The memory consumption patterns of LangChain are… disturbing

As I said in No, you don’t have to learn LangChain, we shouldn’t get distracted by the artificial complexity introduced by our frameworks. LangChain is mostly a wrapper around the REST APIs of various LLM providers. Useful? Yes—switching between models becomes easy.

But here’s a mystery I can’t explain.

When I added Gemini as a fallback to DeepSeek (see yesterday’s post about DeepSeek refusing to touch Chinese politics), I thought it would be straightforward:

By default, I’m instantiating my chat model thus:

llm = init_chat_model(model=\'deepseek-chat\', model_provider=\'deepseek\')

And, if a subsequent call would error out with DeepSeeks HTTP/400 “Content Exists Risk”, I’d go with Gemini instead:

llm = init_chat_model(model=\'gemini-2.5-flash\', model_provider=\'google_vertexai\')

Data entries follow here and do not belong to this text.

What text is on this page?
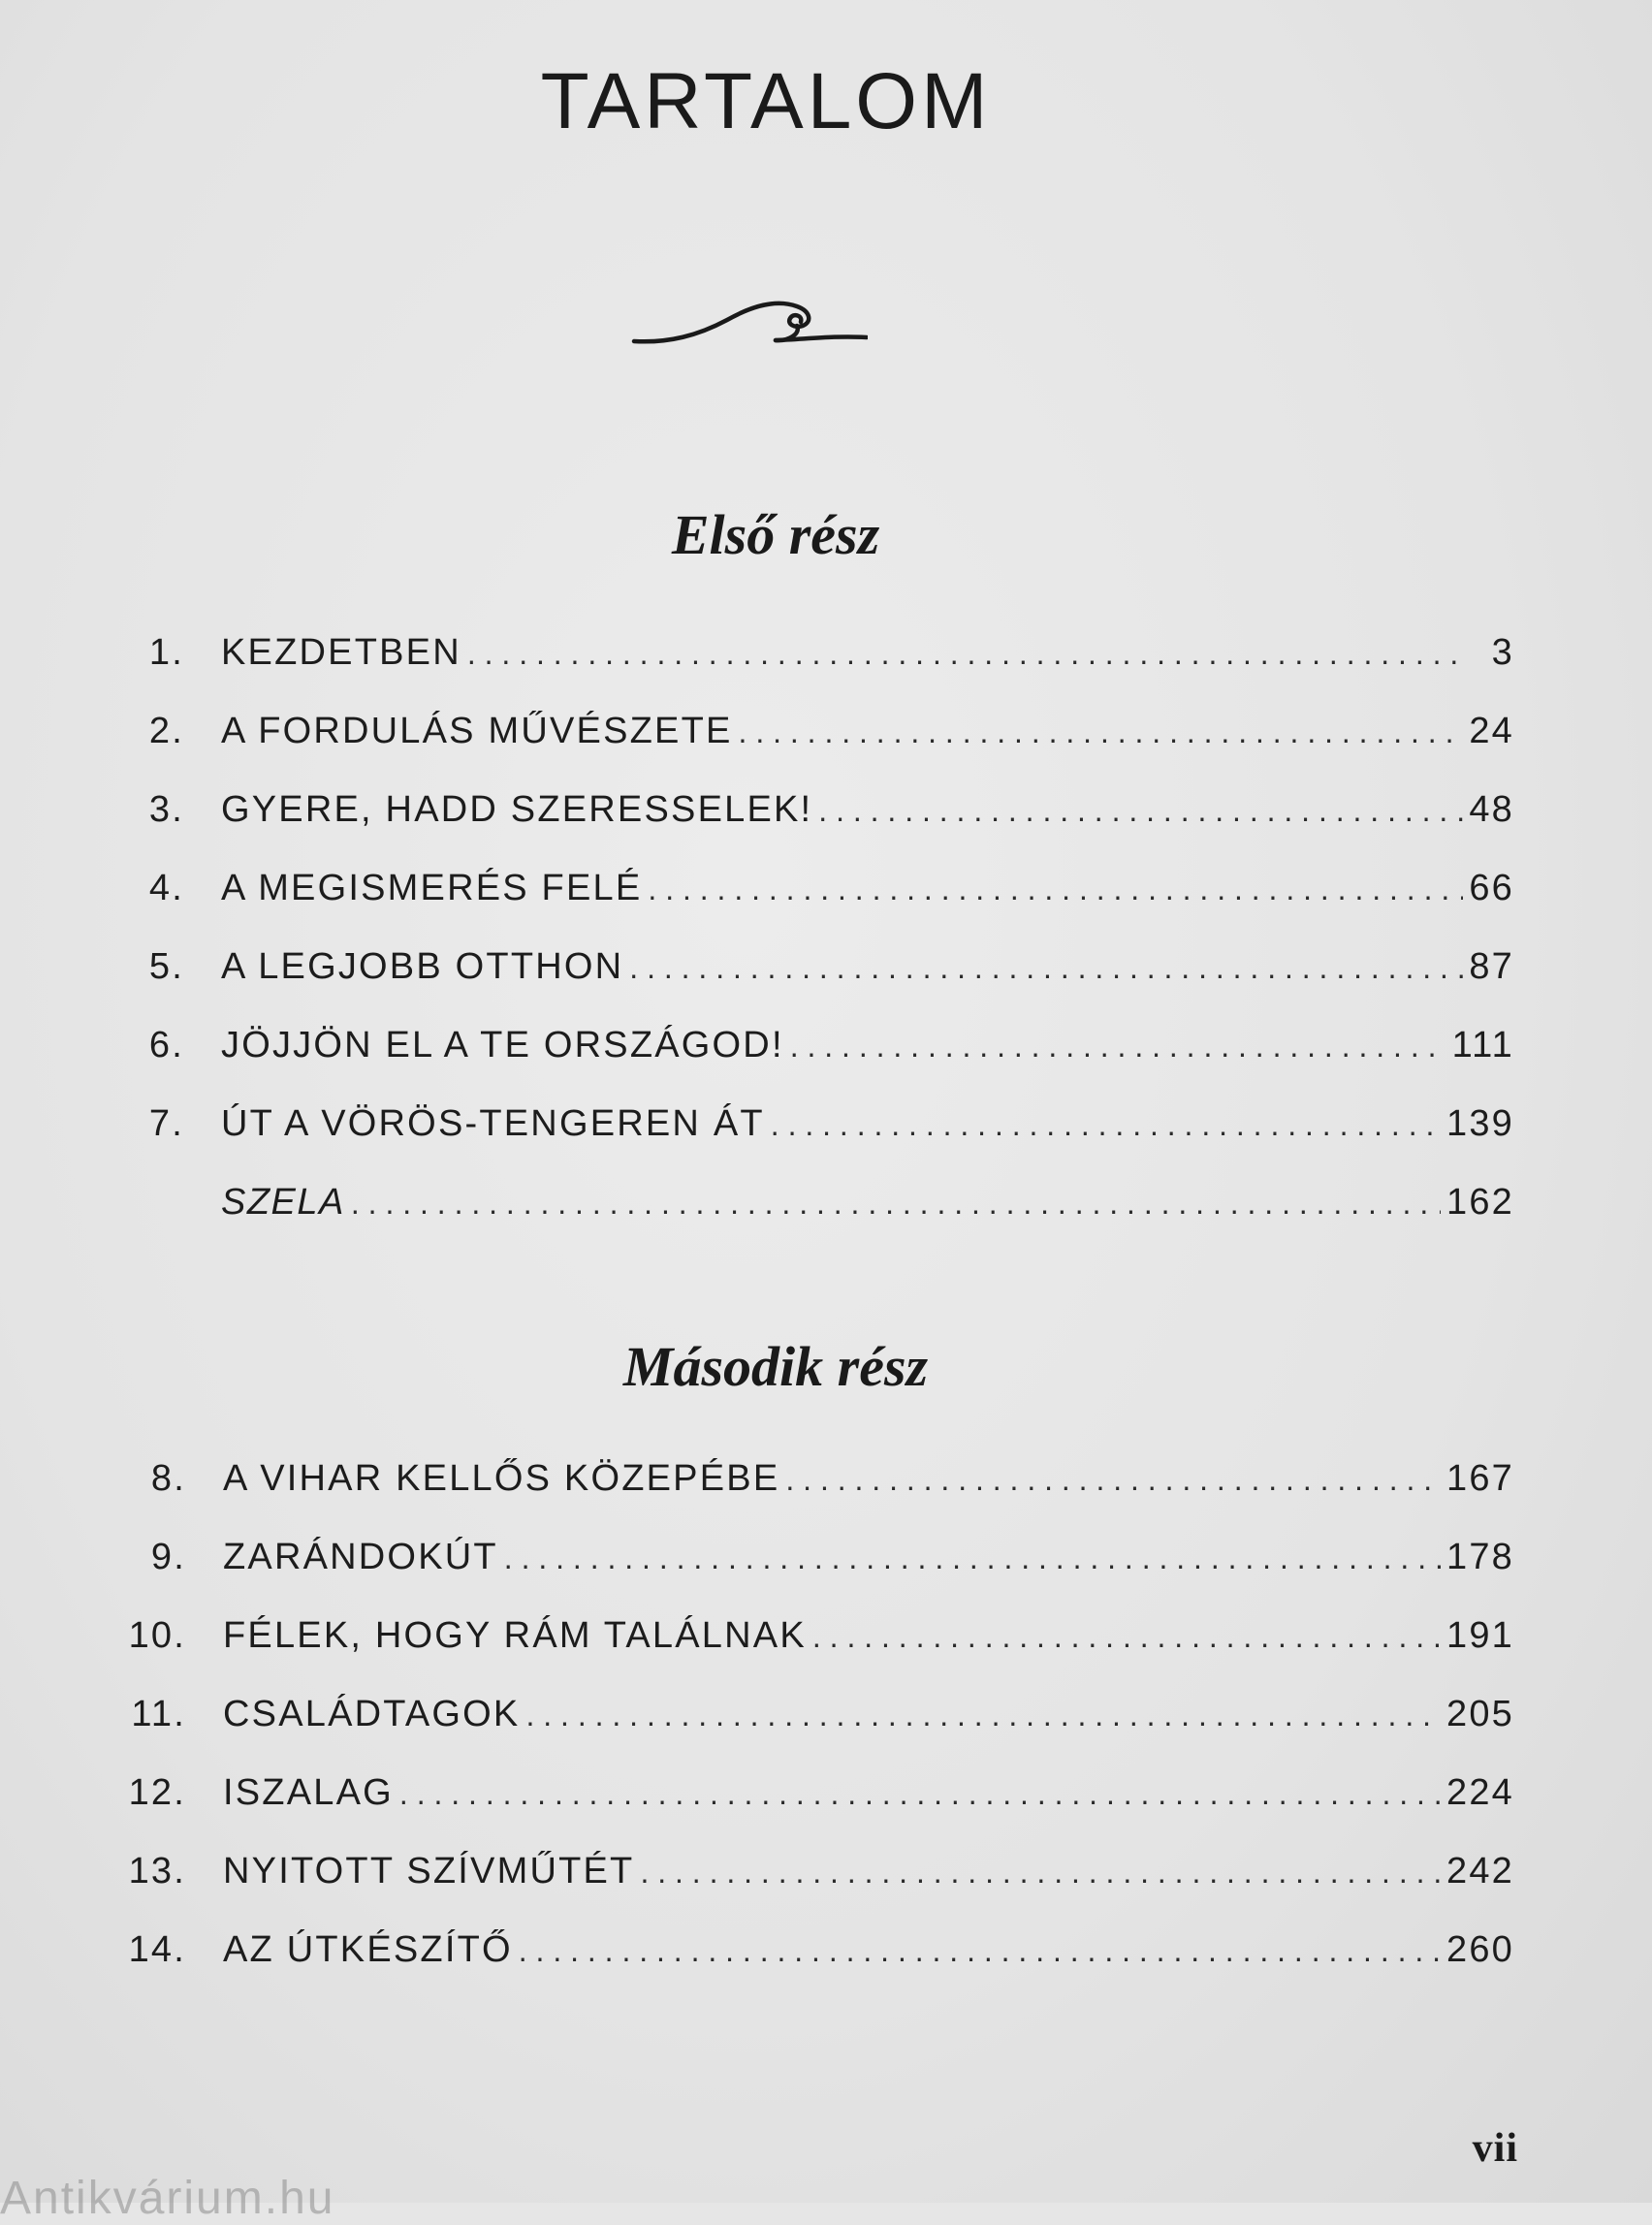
TARTALOM
Első rész
1. KEZDETBEN . . .	3
2. A FORDULÁS MŰVÉSZETE . . .	24
3. GYERE, HADD SZERESSELEK! . . .	48
4. A MEGISMERÉS FELÉ . . .	66
5. A LEGJOBB OTTHON . . .	87
6. JÖJJÖN EL A TE ORSZÁGOD! . . .	111
7. ÚT A VÖRÖS-TENGEREN ÁT . . .	139
SZELA . . .	162
Második rész
8. A VIHAR KELLŐS KÖZEPÉBE . . .	167
9. ZARÁNDOKÚT . . .	178
10. FÉLEK, HOGY RÁM TALÁLNAK . . .	191
11. CSALÁDTAGOK . . .	205
12. ISZALAG . . .	224
13. NYITOTT SZÍVMŰTÉT . . .	242
14. AZ ÚTKÉSZÍTŐ . . .	260
vii
Antikvárium.hu
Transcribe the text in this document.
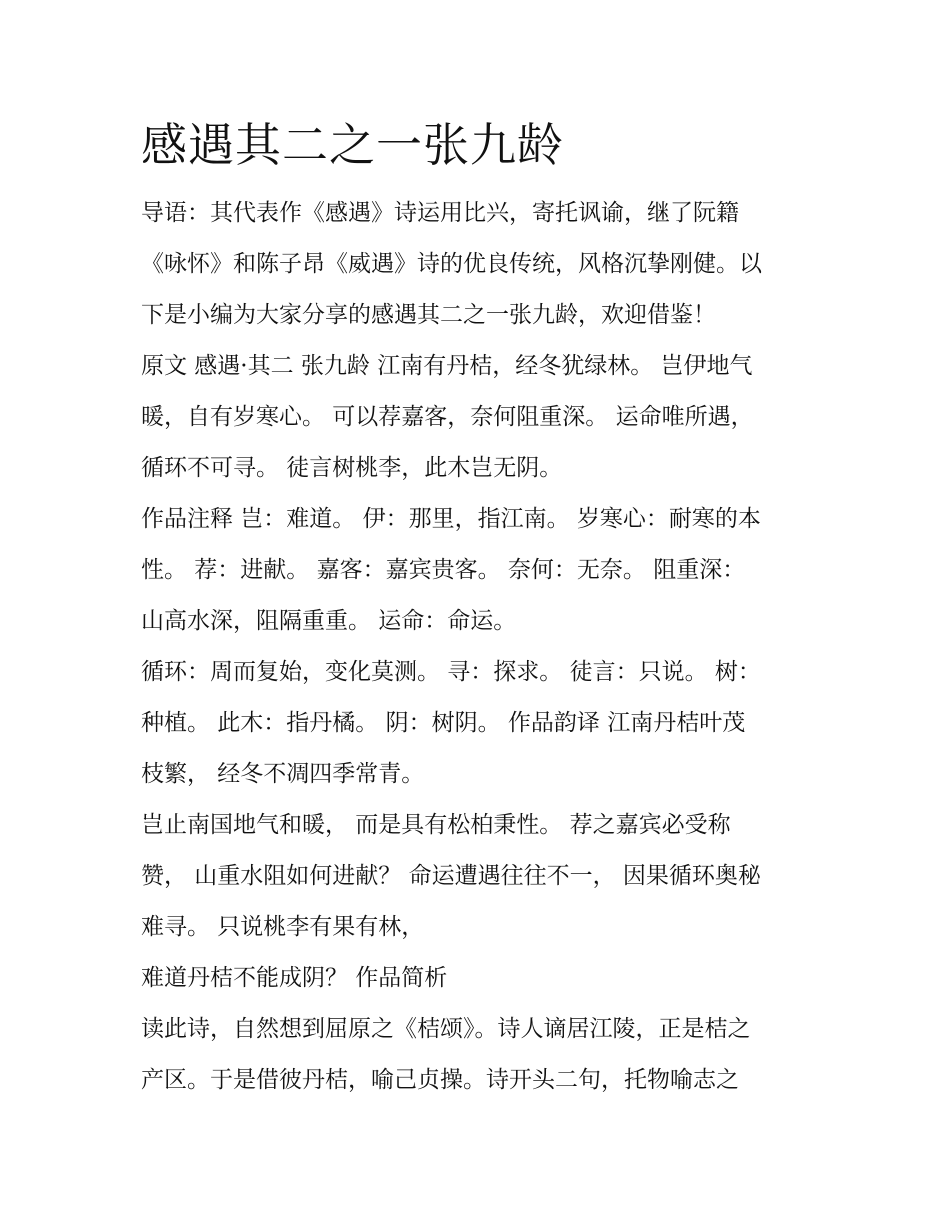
感遇其二之一张九龄
导语：其代表作《感遇》诗运用比兴，寄托讽谕，继了阮籍
《咏怀》和陈子昂《威遇》诗的优良传统，风格沉挚刚健。以
下是小编为大家分享的感遇其二之一张九龄，欢迎借鉴！
原文 感遇·其二 张九龄 江南有丹桔，经冬犹绿林。 岂伊地气
暖，自有岁寒心。 可以荐嘉客，奈何阻重深。 运命唯所遇，
循环不可寻。 徒言树桃李，此木岂无阴。
作品注释 岂：难道。 伊：那里，指江南。 岁寒心：耐寒的本
性。 荐：进献。 嘉客：嘉宾贵客。 奈何：无奈。 阻重深：
山高水深，阻隔重重。 运命：命运。
循环：周而复始，变化莫测。 寻：探求。 徒言：只说。 树：
种植。 此木：指丹橘。 阴：树阴。 作品韵译 江南丹桔叶茂
枝繁， 经冬不凋四季常青。
岂止南国地气和暖， 而是具有松柏秉性。 荐之嘉宾必受称
赞， 山重水阻如何进献？ 命运遭遇往往不一， 因果循环奥秘
难寻。 只说桃李有果有林，
难道丹桔不能成阴？ 作品简析
读此诗，自然想到屈原之《桔颂》。诗人谪居江陵，正是桔之
产区。于是借彼丹桔，喻己贞操。诗开头二句，托物喻志之
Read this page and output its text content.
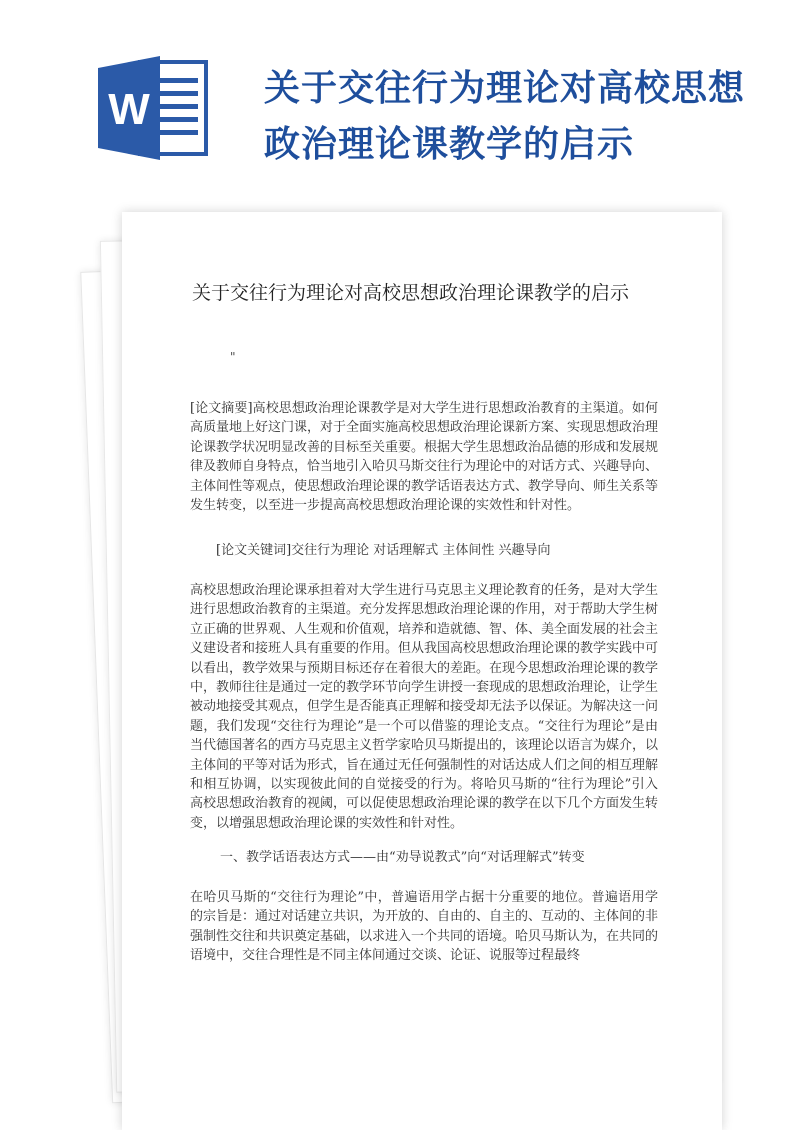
W	关于交往行为理论对高校思想政治理论课教学的启示
关于交往行为理论对高校思想政治理论课教学的启示
"

[论文摘要]高校思想政治理论课教学是对大学生进行思想政治教育的主渠道。如何高质量地上好这门课，对于全面实施高校思想政治理论课新方案、实现思想政治理论课教学状况明显改善的目标至关重要。根据大学生思想政治品德的形成和发展规律及教师自身特点，恰当地引入哈贝马斯交往行为理论中的对话方式、兴趣导向、主体间性等观点，使思想政治理论课的教学话语表达方式、教学导向、师生关系等发生转变，以至进一步提高高校思想政治理论课的实效性和针对性。

[论文关键词]交往行为理论 对话理解式 主体间性 兴趣导向

高校思想政治理论课承担着对大学生进行马克思主义理论教育的任务，是对大学生进行思想政治教育的主渠道。充分发挥思想政治理论课的作用，对于帮助大学生树立正确的世界观、人生观和价值观，培养和造就德、智、体、美全面发展的社会主义建设者和接班人具有重要的作用。但从我国高校思想政治理论课的教学实践中可以看出，教学效果与预期目标还存在着很大的差距。在现今思想政治理论课的教学中，教师往往是通过一定的教学环节向学生讲授一套现成的思想政治理论，让学生被动地接受其观点，但学生是否能真正理解和接受却无法予以保证。为解决这一问题，我们发现“交往行为理论”是一个可以借鉴的理论支点。“交往行为理论”是由当代德国著名的西方马克思主义哲学家哈贝马斯提出的，该理论以语言为媒介，以主体间的平等对话为形式，旨在通过无任何强制性的对话达成人们之间的相互理解和相互协调，以实现彼此间的自觉接受的行为。将哈贝马斯的“往行为理论”引入高校思想政治教育的视阈，可以促使思想政治理论课的教学在以下几个方面发生转变，以增强思想政治理论课的实效性和针对性。

一、教学话语表达方式——由“劝导说教式”向“对话理解式”转变

在哈贝马斯的“交往行为理论”中，普遍语用学占据十分重要的地位。普遍语用学的宗旨是：通过对话建立共识，为开放的、自由的、自主的、互动的、主体间的非强制性交往和共识奠定基础，以求进入一个共同的语境。哈贝马斯认为，在共同的语境中，交往合理性是不同主体间通过交谈、论证、说服等过程最终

So far, so good—until I deployed it to CloudRun. There, Every time the fallback kicked in, the instance crashed:

Memory limit of 512 MiB exceeded with 523 MiB used. Consider increasing the memory limit…

I dug deeper on my local machine: calling init_chat_model with google_vertexai instantly doubled the memory consumption of my Python process!

I didn’t want to debug this forever, so I swapped Gemini out for Claude:

llm = init_chat_model(\"claude-3-5-sonnet-latest\", model_provider=\"anthropic\")

Result: No memory issues at all.

So… riddle me this: why in the world would LangChain need 200+ MB of memory just to launch a Vertex AI chat model that ultimately just sends a REST call to Google?